My friends over at LTHForum beat me to the punch about Taste of Trinidad, a new spot in Rogers Park that brings the number of places in the city where you can access the food of Trinidad and Tobago up to precisely two. That the menus are almost identical might have something to do with the fact that Grand Boulevard’s excellent Cafe Trinidad is owned by the brother of ToT’s proprietor, according to Taco Scholar Titus Ruscitti.
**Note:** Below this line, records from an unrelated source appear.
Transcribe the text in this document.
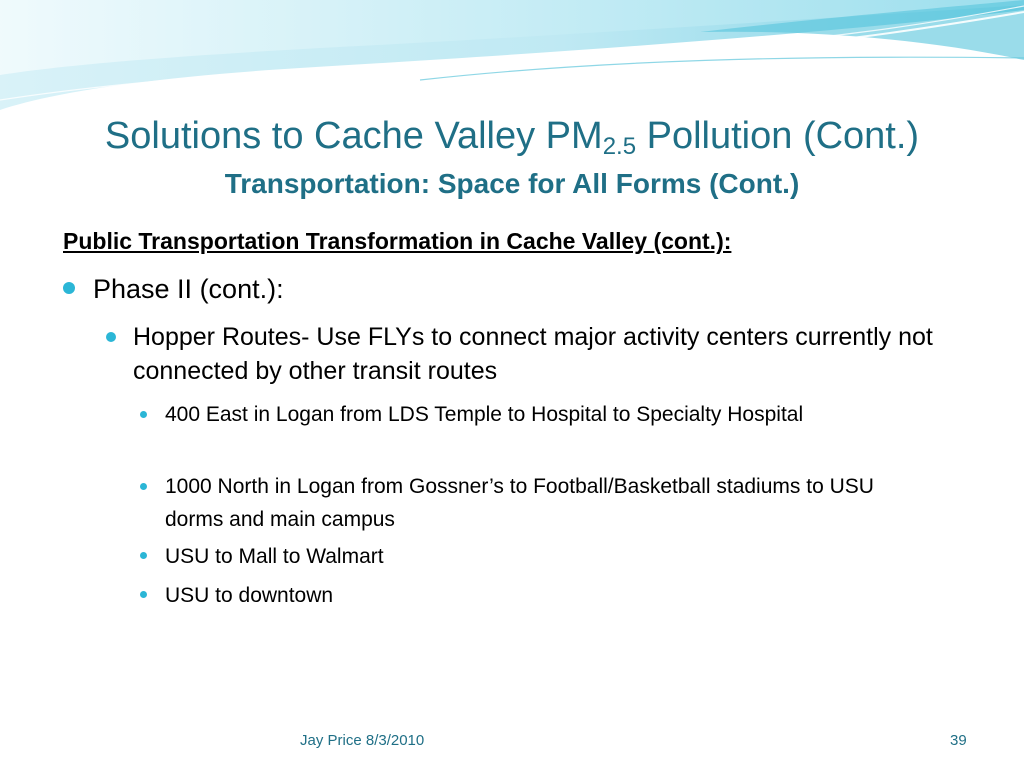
Solutions to Cache Valley $PM_{2.5}$ Pollution (Cont.)
Transportation: Space for All Forms (Cont.)
Public Transportation Transformation in Cache Valley (cont.):
Phase II (cont.):
Hopper Routes- Use FLYs to connect major activity centers currently not connected by other transit routes
400 East in Logan from LDS Temple to Hospital to Specialty Hospital
1000 North in Logan from Gossner’s to Football/Basketball stadiums to USU dorms and main campus
USU to Mall to Walmart
USU to downtown
Jay Price 8/3/2010	39
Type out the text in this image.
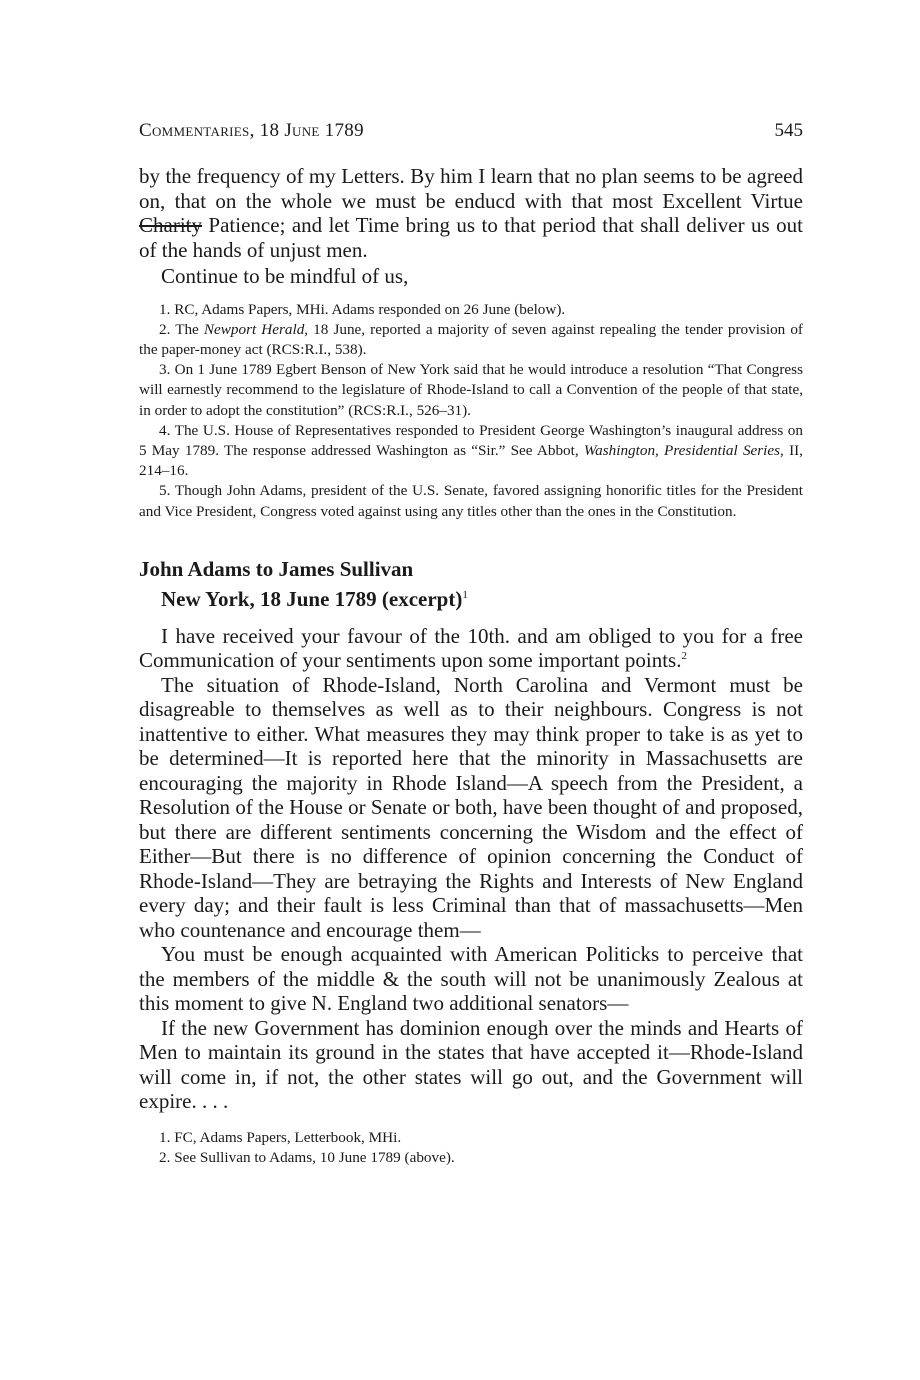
Commentaries, 18 June 1789	545

by the frequency of my Letters. By him I learn that no plan seems to be agreed on, that on the whole we must be enducd with that most Excellent Virtue Charity Patience; and let Time bring us to that period that shall deliver us out of the hands of unjust men.

Continue to be mindful of us,

1. RC, Adams Papers, MHi. Adams responded on 26 June (below).

2. The Newport Herald, 18 June, reported a majority of seven against repealing the tender provision of the paper-money act (RCS:R.I., 538).

3. On 1 June 1789 Egbert Benson of New York said that he would introduce a resolution “That Congress will earnestly recommend to the legislature of Rhode-Island to call a Convention of the people of that state, in order to adopt the constitution” (RCS:R.I., 526–31).

4. The U.S. House of Representatives responded to President George Washington’s inaugural address on 5 May 1789. The response addressed Washington as “Sir.” See Abbot, Washington, Presidential Series, II, 214–16.

5. Though John Adams, president of the U.S. Senate, favored assigning honorific titles for the President and Vice President, Congress voted against using any titles other than the ones in the Constitution.

John Adams to James Sullivan
New York, 18 June 1789 (excerpt)$^1$

I have received your favour of the 10th. and am obliged to you for a free Communication of your sentiments upon some important points.$^2$

The situation of Rhode-Island, North Carolina and Vermont must be disagreable to themselves as well as to their neighbours. Congress is not inattentive to either. What measures they may think proper to take is as yet to be determined—It is reported here that the minority in Massachusetts are encouraging the majority in Rhode Island—A speech from the President, a Resolution of the House or Senate or both, have been thought of and proposed, but there are different sentiments concerning the Wisdom and the effect of Either—But there is no difference of opinion concerning the Conduct of Rhode-Island—They are betraying the Rights and Interests of New England every day; and their fault is less Criminal than that of massachusetts—Men who countenance and encourage them—

You must be enough acquainted with American Politicks to perceive that the members of the middle & the south will not be unanimously Zealous at this moment to give N. England two additional senators—

If the new Government has dominion enough over the minds and Hearts of Men to maintain its ground in the states that have accepted it—Rhode-Island will come in, if not, the other states will go out, and the Government will expire. . . .

1. FC, Adams Papers, Letterbook, MHi.

2. See Sullivan to Adams, 10 June 1789 (above).
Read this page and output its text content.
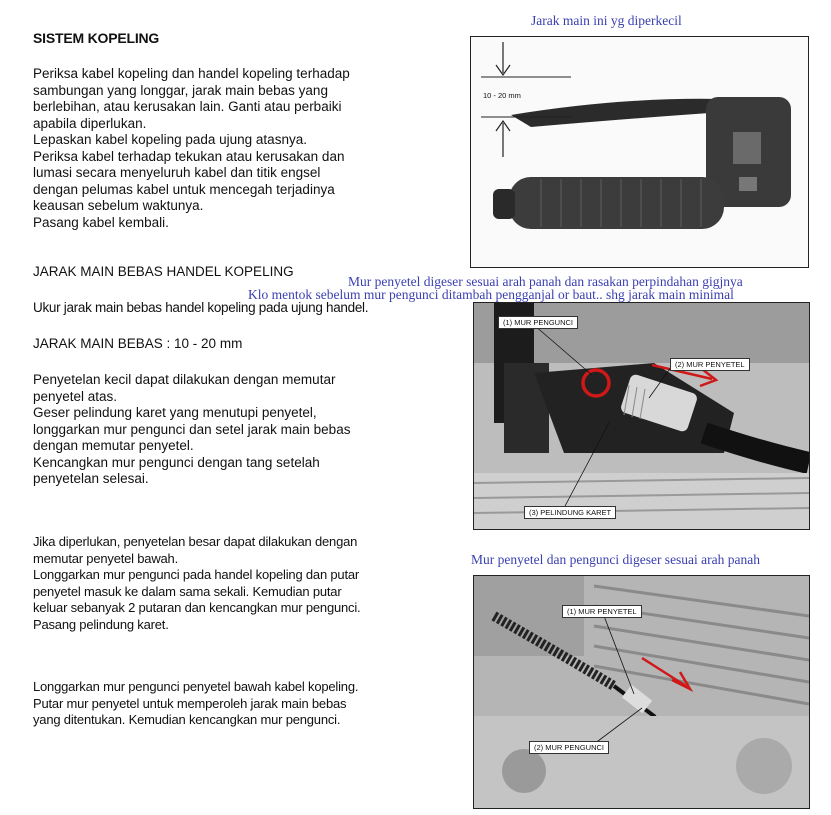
SISTEM KOPELING
Periksa kabel kopeling dan handel kopeling terhadap
sambungan yang longgar, jarak main bebas yang
berlebihan, atau kerusakan lain. Ganti atau perbaiki
apabila diperlukan.
Lepaskan kabel kopeling pada ujung atasnya.
Periksa kabel terhadap tekukan atau kerusakan dan
lumasi secara menyeluruh kabel dan titik engsel
dengan pelumas kabel untuk mencegah terjadinya
keausan sebelum waktunya.
Pasang kabel kembali.
JARAK MAIN BEBAS HANDEL KOPELING
Ukur jarak main bebas handel kopeling pada ujung handel.
JARAK MAIN BEBAS : 10 - 20 mm
Penyetelan kecil dapat dilakukan dengan memutar
penyetel atas.
Geser pelindung karet yang menutupi penyetel,
longgarkan mur pengunci dan setel jarak main bebas
dengan memutar penyetel.
Kencangkan mur pengunci dengan tang setelah
penyetelan selesai.
Jika diperlukan, penyetelan besar dapat dilakukan dengan
memutar penyetel bawah.
Longgarkan mur pengunci pada handel kopeling dan putar
penyetel masuk ke dalam sama sekali. Kemudian putar
keluar sebanyak 2 putaran dan kencangkan mur pengunci.
Pasang pelindung karet.
Longgarkan mur pengunci penyetel bawah kabel kopeling.
Putar mur penyetel untuk memperoleh jarak main bebas
yang ditentukan. Kemudian kencangkan mur pengunci.
Jarak main ini yg diperkecil
Mur penyetel digeser sesuai arah panah dan rasakan perpindahan gigjnya
Klo mentok sebelum mur pengunci ditambah pengganjal or baut.. shg jarak main minimal
Mur penyetel dan pengunci digeser sesuai arah panah
10 - 20 mm
(1) MUR PENGUNCI
(2) MUR PENYETEL
(3) PELINDUNG KARET
(1) MUR PENYETEL
(2) MUR PENGUNCI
It’s hard to complain about the similarities since they’re about 17 miles apart.

Trini food draws upon African, Creole, Syrian, Lebanese, Spanish, Portuguese, Chinese, and, predominantly, East Indian influences, and that’s no more evident than with the ubiquity of the roti, a burritolike street food that differs from the original subcontinental flatbread in that it is used to wrap a frequently ample amount of filling such as curried goat, jerk chicken, shrimp, or potatoes and chickpeas. At Taste of Trinidad, for anywhere between $7.50 to $9.25, you’ll find yourself confronting a goliath, whose girth and heft are barely undermined by it’s dainty watercress garnish. Apply some piercingly hot habanero-carrot hot sauce and commence tackling the big soft chunks of curried potato and chickpeas or the finely shredded jerk chicken.

Roti, Taste of Trinidad

Pholourie (here palori), are light, crispy fritters that have a creampuff or gougere-like texture, their slightly greasy richness is cut by sweet mango and tart green chandon beni (aka culantro) dipping sauces. A serving of eight goes a very reasonable $3.
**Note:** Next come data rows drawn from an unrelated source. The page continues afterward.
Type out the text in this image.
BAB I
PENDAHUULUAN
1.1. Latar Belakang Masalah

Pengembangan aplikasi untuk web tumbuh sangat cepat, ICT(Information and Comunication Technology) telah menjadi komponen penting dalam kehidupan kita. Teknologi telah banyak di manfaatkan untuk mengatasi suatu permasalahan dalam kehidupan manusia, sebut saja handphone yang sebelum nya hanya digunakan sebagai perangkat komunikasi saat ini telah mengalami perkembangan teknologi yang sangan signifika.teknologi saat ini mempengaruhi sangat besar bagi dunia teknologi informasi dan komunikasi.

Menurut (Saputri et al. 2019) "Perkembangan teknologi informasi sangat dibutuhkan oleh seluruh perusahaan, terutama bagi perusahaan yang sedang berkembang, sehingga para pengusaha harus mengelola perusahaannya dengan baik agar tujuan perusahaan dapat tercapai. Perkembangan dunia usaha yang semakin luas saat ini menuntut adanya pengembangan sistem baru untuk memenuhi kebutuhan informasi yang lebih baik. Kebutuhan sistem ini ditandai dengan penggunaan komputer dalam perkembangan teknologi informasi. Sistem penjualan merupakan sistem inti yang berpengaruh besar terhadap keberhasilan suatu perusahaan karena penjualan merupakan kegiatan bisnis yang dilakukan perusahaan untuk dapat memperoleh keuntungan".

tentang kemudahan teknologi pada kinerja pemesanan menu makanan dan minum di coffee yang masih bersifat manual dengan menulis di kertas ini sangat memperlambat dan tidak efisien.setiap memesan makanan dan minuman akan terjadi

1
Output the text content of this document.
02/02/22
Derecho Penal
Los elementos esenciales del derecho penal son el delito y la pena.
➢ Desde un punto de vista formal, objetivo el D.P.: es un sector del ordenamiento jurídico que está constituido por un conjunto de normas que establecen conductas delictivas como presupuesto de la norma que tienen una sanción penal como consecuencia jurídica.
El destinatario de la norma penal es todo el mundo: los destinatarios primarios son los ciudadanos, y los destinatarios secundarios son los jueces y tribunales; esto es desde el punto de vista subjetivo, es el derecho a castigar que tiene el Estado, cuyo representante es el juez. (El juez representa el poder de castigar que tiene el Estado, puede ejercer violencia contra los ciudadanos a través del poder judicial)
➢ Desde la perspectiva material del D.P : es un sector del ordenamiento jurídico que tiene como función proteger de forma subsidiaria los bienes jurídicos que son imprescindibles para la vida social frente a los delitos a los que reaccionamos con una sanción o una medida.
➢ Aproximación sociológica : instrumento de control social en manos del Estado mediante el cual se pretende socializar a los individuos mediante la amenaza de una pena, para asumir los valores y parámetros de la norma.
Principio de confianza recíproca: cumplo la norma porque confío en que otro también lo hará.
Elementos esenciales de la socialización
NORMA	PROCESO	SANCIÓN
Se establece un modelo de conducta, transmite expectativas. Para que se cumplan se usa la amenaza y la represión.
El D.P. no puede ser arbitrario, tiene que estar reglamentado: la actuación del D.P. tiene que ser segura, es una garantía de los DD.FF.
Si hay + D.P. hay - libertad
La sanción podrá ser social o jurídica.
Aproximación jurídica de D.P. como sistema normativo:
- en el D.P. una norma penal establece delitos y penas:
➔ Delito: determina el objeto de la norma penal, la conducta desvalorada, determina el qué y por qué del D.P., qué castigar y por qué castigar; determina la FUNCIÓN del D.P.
Goat curry, Taste of Trinidad

The goat curry is a remarkable achievement of low-and-slow cooking that produces astonishingly tender bone-in chunks of caprid flesh on a bed of rice and peas, plantains, and stewed cabbage to the side ($8.25 for lunch portion, $12.95 for dinner).
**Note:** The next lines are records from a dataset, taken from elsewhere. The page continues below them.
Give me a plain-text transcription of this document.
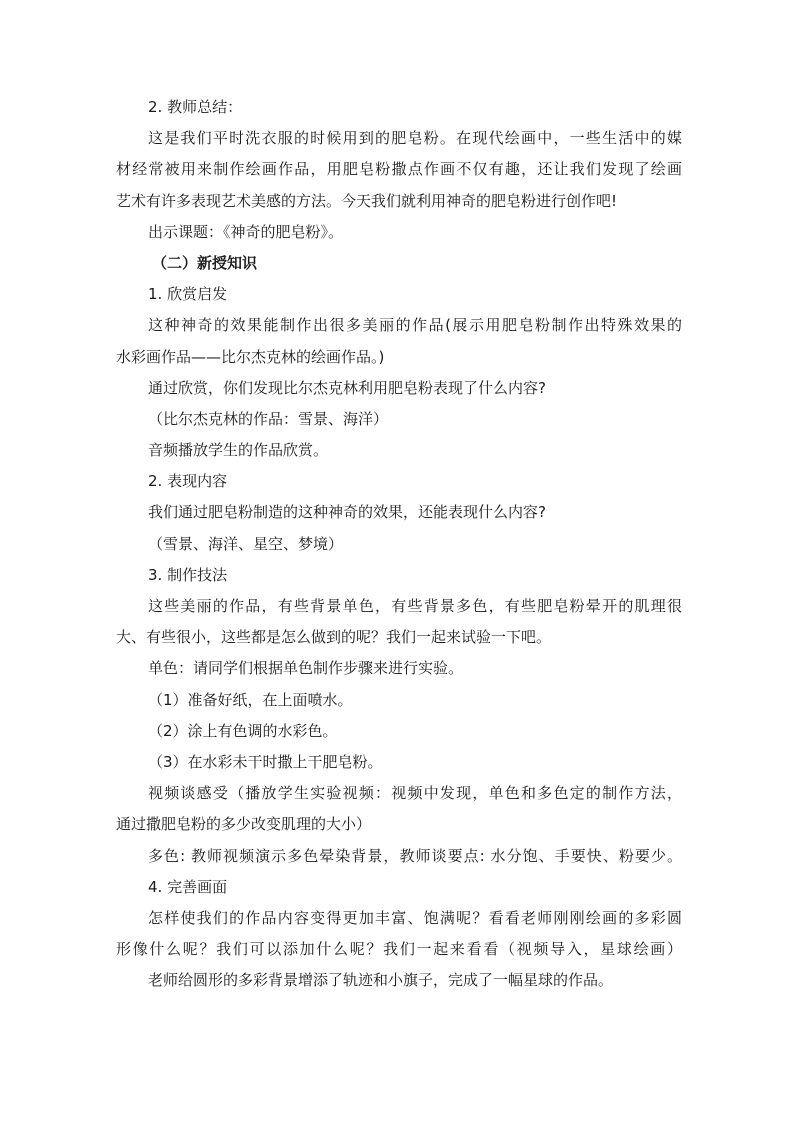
2. 教师总结：

这是我们平时洗衣服的时候用到的肥皂粉。在现代绘画中，一些生活中的媒

材经常被用来制作绘画作品，用肥皂粉撒点作画不仅有趣，还让我们发现了绘画

艺术有许多表现艺术美感的方法。今天我们就利用神奇的肥皂粉进行创作吧!

出示课题：《神奇的肥皂粉》。

（二）新授知识

1. 欣赏启发

这种神奇的效果能制作出很多美丽的作品(展示用肥皂粉制作出特殊效果的

水彩画作品——比尔杰克林的绘画作品。)

通过欣赏，你们发现比尔杰克林利用肥皂粉表现了什么内容?

（比尔杰克林的作品：雪景、海洋）

音频播放学生的作品欣赏。

2. 表现内容

我们通过肥皂粉制造的这种神奇的效果，还能表现什么内容?

（雪景、海洋、星空、梦境）

3. 制作技法

这些美丽的作品，有些背景单色，有些背景多色，有些肥皂粉晕开的肌理很

大、有些很小，这些都是怎么做到的呢？我们一起来试验一下吧。

单色：请同学们根据单色制作步骤来进行实验。

（1）准备好纸，在上面喷水。

（2）涂上有色调的水彩色。

（3）在水彩未干时撒上干肥皂粉。

视频谈感受（播放学生实验视频：视频中发现，单色和多色定的制作方法，

通过撒肥皂粉的多少改变肌理的大小）

多色: 教师视频演示多色晕染背景，教师谈要点: 水分饱、手要快、粉要少。

4. 完善画面

怎样使我们的作品内容变得更加丰富、饱满呢？看看老师刚刚绘画的多彩圆

形像什么呢？我们可以添加什么呢？我们一起来看看（视频导入，星球绘画）

老师给圆形的多彩背景增添了轨迹和小旗子，完成了一幅星球的作品。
There’s plenty more to explore on the menu which includes many West-Indian standards like macaroni pie (essentially mac ‘n’ cheese), curry crab and dumplings, curry chicken, jerk and curry salmon, curried stir-fries, and to drink, sorrel, ginger beer, and mauby, which may be the nonalcoholic Trini answer to Malort.

Weekends feature oxtails and doubles—chickpeas sandwiches built between two fried flat breads that rival the roti for their popularity on the island.